Brokerage house ICICI Direct has picked HG Infra Engineering as a high-conviction idea on the back of its strong performance in recent times.
"Considering its healthy executable order book position and robust execution skill, we expect execution pace to remain robust in the near-to-medium term along with sustained margins amid softened input prices and better project mix. Additionally, strong return ratios, healthy working capital cycle and asset monetisation remain key positive," it explained.
The brokerage has a ‘buy’ call on the stock with a target price of ₹1,150, indicating an upside of over 20 percent from its current market price of ₹953.10, as on August 8.
The stock has surged almost 62 percent in the last 1 year and 54 percent in 2023 YTD, giving positive returns in 6 of the 8 months so far in the current calendar year. It gained the most in April, up 12.5 percent and shed the maximum in June, down 5.5 percent.
The stock recently, on August 1, hit its record high of ₹988. It is now over 79 percent higher than its 52-week low of ₹532, hit in November 2022.
HG Infra Engineering is a Jaipur (Rajasthan) based infrastructure company having a primary focus on roads and allied sectors. It has a presence across 9 states with 53 percent of the order book in the North. Additionally, the company is actively looking to diversify itself by targeting into railways and water infra segment. It has reported a 26 percent revenue CAGR over FY18-23 with an improved operating margin and a PAT CAGR of 38 percent. As of FY23, its order book stood at ₹12,595 crore (2.9x book to TTM revenues), informed the report.
Healthy order book: As of FY23, the brokerage noted that HG Infra’s order book stood robust at ₹12,595 crore (2.9x book to TTM revenues). The company is looking for inflows worth ₹8,000-9,000 crore in FY24 driven by a strong order pipeline in the roads segment and growing opportunities in the other infrastructure verticals such as railways, and water supply.
Strong revenue growth likely ahead: On the execution front, the company expects a strong execution pace to continue driven by its robust order book position. With these, the company has guided for 23 percent YoY growth during FY24. Further, it indicated that operating margin is likely to sustain at 15-16 percent going ahead with softening in input prices and better operating efficiencies. Strong order book position, receipt of appointed date in most of its projects, and execution pick-up to translate into 17 percent topline CAGR over FY23-25E to ₹4,419 crore. Also, the current order mix with built-in raw material price variation clauses in most of its contracts provides margin sustainability at 15.5 percent, said the brokerage.

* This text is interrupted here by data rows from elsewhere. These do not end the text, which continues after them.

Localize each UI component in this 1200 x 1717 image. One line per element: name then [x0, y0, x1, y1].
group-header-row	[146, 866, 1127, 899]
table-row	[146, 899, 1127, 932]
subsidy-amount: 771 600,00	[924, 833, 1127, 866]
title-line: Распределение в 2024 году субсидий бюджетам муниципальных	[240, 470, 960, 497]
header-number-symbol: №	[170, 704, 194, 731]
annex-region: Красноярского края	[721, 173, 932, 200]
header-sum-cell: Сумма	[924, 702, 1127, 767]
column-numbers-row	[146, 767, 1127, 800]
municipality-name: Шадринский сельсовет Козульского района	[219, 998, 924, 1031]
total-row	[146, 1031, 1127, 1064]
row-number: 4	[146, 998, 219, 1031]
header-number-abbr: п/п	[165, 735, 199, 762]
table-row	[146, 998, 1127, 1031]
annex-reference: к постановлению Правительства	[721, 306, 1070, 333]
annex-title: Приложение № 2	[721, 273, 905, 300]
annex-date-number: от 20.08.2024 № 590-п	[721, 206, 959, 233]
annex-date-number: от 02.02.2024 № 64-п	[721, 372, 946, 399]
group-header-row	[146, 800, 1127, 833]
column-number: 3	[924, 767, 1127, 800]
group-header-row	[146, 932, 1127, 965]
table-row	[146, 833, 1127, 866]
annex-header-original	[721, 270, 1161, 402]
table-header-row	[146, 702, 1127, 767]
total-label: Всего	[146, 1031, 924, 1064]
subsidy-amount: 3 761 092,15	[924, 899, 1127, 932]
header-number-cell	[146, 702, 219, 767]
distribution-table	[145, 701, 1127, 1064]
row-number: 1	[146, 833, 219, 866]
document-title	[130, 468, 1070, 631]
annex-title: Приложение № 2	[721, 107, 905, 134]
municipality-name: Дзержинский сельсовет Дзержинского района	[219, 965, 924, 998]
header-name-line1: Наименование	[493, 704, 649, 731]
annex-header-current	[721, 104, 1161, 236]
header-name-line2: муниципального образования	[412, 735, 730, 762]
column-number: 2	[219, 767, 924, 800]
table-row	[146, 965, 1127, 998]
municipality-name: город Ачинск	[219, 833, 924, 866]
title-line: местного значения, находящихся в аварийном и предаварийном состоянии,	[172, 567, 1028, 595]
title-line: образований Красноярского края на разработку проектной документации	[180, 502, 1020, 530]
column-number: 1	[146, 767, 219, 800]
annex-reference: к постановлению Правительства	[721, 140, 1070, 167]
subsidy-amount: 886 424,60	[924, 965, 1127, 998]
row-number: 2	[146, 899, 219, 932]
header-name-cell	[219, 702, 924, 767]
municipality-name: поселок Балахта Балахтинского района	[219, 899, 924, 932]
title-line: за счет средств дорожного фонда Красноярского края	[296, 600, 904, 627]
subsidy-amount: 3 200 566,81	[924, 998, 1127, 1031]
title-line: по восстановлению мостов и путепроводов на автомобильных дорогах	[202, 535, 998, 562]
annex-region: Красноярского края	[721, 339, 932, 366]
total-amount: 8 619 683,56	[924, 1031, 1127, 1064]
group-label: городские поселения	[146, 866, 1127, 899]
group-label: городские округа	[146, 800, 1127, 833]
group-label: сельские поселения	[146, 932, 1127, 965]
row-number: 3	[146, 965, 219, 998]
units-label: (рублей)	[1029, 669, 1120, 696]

Asset monetisation deal inked: The brokerage informed that HG Infra has executed a Share Purchase Agreement with Highway Infrastructure Trust (sponsored by KKR) for the sale of its 4 HAM (Hybrid Annuity Projects) projects. The Enterprise Value of the transaction is ₹1,394 crore (translating to ₹531 crore equity value). With ₹343 crore of equity investment, the valuation of the deal is done at 1.55x Price to Book. This deal will strengthen the balance sheet of the firm and will help HG to release capital for future growth and drive scalability, explained ICICI Direct.
Debt to decline going ahead: HG Infra’s balance sheet has remained lean over the years backed by its prudent strategy to mainly focus on an asset-light business model and efficiently manage working capital.
At the end of Q4FY23, its gross debt, cash and cash equivalent at the standalone level stood at ₹503.7 crore and ₹179.4 crore, respectively. Despite equity requirements for its HAM projects, its debt is likely to be controlled, aided by healthy operating cash flow generation arising from improved profitability, better cash flow management and monetisation proceeds of HAM assets. The company expects the debt to come down to ₹350 crore in FY24 from ₹504 crore, driven by healthy cash generation, mentioned the brokerage.
Risks: As per the brokerage, key risks for the firm are 1) Slower execution could impact revenues, 2) Any delay in major orders ramp or payment delay, 3) Raw material volatility, and 4) Increase in competitive environment.